Mattathias took up the dirge: "The holy places have come into the hands of strangers: Her temple has become as a man without honor" (1Ma 2:8). The resolve of the gathering people fastens itself to the same sanctuary: they said "every man to his fellow man: Let's raise up the low condition of our people, and let's fight for our people, and our sanctuary" (1Ma 3:43). The lament keeps the picture in view: "the sanctuary was trodden down. And the foreigners were in the castle, There was the habitation of the nations" (1Ma 3:45). When Judas's men came up the temple mount they "saw the sanctuary desolate, and the altar profaned, and the gates burned, and shrubs growing up in the courts as in a forest, or on the mountains, and the chambers joining to the temple thrown down" (1Ma 4:38). And the work of repair came in stages, including a second stage in which "they built up the holy places, and the things that were within the temple: and they sanctified the courts" (1Ma 4:48). Royal recognition followed even from outside: Demetrius proposed that "Ptolemais, and the confines of it, I give as a free gift to the holy places, that are in Jerusalem, for the necessary charges of the holy things" (1Ma 10:39). The holy place is, in turn, plundered, defiled, fought for, rebuilt, and endowed.
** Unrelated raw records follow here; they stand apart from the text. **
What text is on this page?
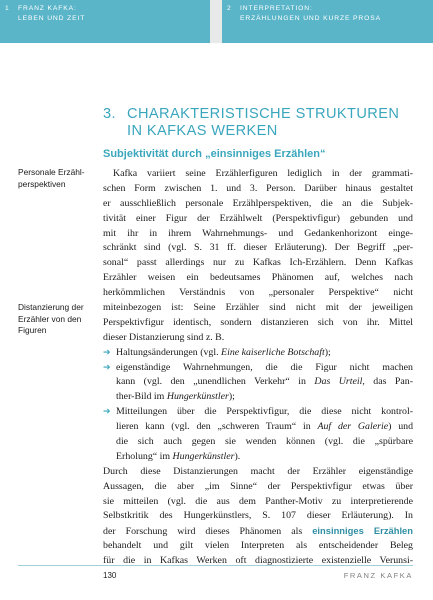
1 FRANZ KAFKA:
LEBEN UND ZEIT
2 INTERPRETATION:
ERZÄHLUNGEN UND KURZE PROSA
3. CHARAKTERISTISCHE STRUKTUREN
IN KAFKAS WERKEN
Personale Erzähl-
perspektiven
Distanzierung der
Erzähler von den
Figuren
Subjektivität durch „einsinniges Erzählen“
Kafka variiert seine Erzählerfiguren lediglich in der grammati-
schen Form zwischen 1. und 3. Person. Darüber hinaus gestaltet
er ausschließlich personale Erzählperspektiven, die an die Subjek-
tivität einer Figur der Erzählwelt (Perspektivfigur) gebunden und
mit ihr in ihrem Wahrnehmungs- und Gedankenhorizont einge-
schränkt sind (vgl. S. 31 ff. dieser Erläuterung). Der Begriff „per-
sonal“ passt allerdings nur zu Kafkas Ich-Erzählern. Denn Kafkas
Erzähler weisen ein bedeutsames Phänomen auf, welches nach
herkömmlichen Verständnis von „personaler Perspektive“ nicht
miteinbezogen ist: Seine Erzähler sind nicht mit der jeweiligen
Perspektivfigur identisch, sondern distanzieren sich von ihr. Mittel
dieser Distanzierung sind z. B.
➔ Haltungsänderungen (vgl. Eine kaiserliche Botschaft);
➔ eigenständige Wahrnehmungen, die die Figur nicht machen
kann (vgl. den „unendlichen Verkehr“ in Das Urteil, das Pan-
ther-Bild im Hungerkünstler);
➔ Mitteilungen über die Perspektivfigur, die diese nicht kontrol-
lieren kann (vgl. den „schweren Traum“ in Auf der Galerie) und
die sich auch gegen sie wenden können (vgl. die „spürbare
Erholung“ im Hungerkünstler).
Durch diese Distanzierungen macht der Erzähler eigenständige
Aussagen, die aber „im Sinne“ der Perspektivfigur etwas über
sie mitteilen (vgl. die aus dem Panther-Motiv zu interpretierende
Selbstkritik des Hungerkünstlers, S. 107 dieser Erläuterung). In
der Forschung wird dieses Phänomen als einsinniges Erzählen
behandelt und gilt vielen Interpreten als entscheidender Beleg
für die in Kafkas Werken oft diagnostizierte existenzielle Verunsi-
130	FRANZ KAFKA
The Greater and More Perfect Tabernacle
The New Testament reads the whole Mosaic structure as the figure of a greater sanctuary entered by Christ. "But Christ having come [as] high priest of the good things that have come, through the greater and more perfect tabernacle, not made with hands, that is to say, not of this creation" (Heb 9:11). The tabernacle that travelled with Israel is not abolished but answered: the high priest of the good things that have come passes through a sanctuary not made with hands.
The Oracles of God
The same word that named the inner room is then applied by the New Testament writers to the Scriptures themselves. Paul, asking what advantage the Jew has, answers: "Much in every way: first of all, because they were entrusted with the oracles of God" (Rom 3:2). The Scriptures are not described here as a record but as utterance, and not as utterance only but as utterance committed to a people in trust. The writer to the Hebrews uses the same phrase to grade the level of teaching his readers ought to have outgrown: "For when by reason of the time you⁺ ought to be teachers, you⁺ have need again that someone teach you⁺ the rudiments of the first principles of the oracles of God; and have become such as have need of milk, and not of solid food" (Heb 5:12). The oracles of God have rudiments and first principles; the rebuke is that the readers still need them taught.
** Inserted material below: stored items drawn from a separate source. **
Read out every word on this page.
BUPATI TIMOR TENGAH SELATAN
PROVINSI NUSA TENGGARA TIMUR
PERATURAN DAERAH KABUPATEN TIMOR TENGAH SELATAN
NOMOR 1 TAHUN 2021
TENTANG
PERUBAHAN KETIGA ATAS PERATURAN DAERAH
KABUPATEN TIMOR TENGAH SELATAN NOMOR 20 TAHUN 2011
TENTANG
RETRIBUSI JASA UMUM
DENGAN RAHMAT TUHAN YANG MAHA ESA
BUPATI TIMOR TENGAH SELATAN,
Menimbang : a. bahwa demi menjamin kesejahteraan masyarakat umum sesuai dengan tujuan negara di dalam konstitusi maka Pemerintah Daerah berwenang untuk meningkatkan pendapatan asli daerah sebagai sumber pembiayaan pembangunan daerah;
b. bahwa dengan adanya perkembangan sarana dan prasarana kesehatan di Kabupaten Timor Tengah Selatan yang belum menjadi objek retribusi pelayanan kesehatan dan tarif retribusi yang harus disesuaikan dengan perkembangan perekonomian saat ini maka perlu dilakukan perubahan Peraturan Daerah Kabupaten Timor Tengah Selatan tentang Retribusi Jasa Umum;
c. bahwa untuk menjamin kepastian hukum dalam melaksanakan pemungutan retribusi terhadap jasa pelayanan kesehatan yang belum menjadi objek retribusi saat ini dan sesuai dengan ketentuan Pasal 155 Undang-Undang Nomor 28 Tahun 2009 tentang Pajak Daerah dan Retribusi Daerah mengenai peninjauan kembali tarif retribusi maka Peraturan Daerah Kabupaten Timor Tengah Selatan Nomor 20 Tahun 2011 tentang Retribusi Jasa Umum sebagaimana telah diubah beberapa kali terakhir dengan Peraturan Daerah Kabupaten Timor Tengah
Peter then makes the oracles of God the standard against which the speech of any believer is to be measured: "if any man speaks, [speaking] as it were oracles of God; if any man serves, [serving] as of the strength which God supplies: that in all things God may be glorified through Jesus Christ, whose is the glory and the dominion forever and ever. Amen" (1Pet 4:11). The grade of the speech is not given by the speaker; it is calibrated against God's own oracles, with Christ's glorification through the entire arrangement as its end. The trajectory, then, runs from the gold-lined chamber where Israel addressed her prayers to the body of divine speech delivered into Israel's keeping and held out as the measure of the church's own voice.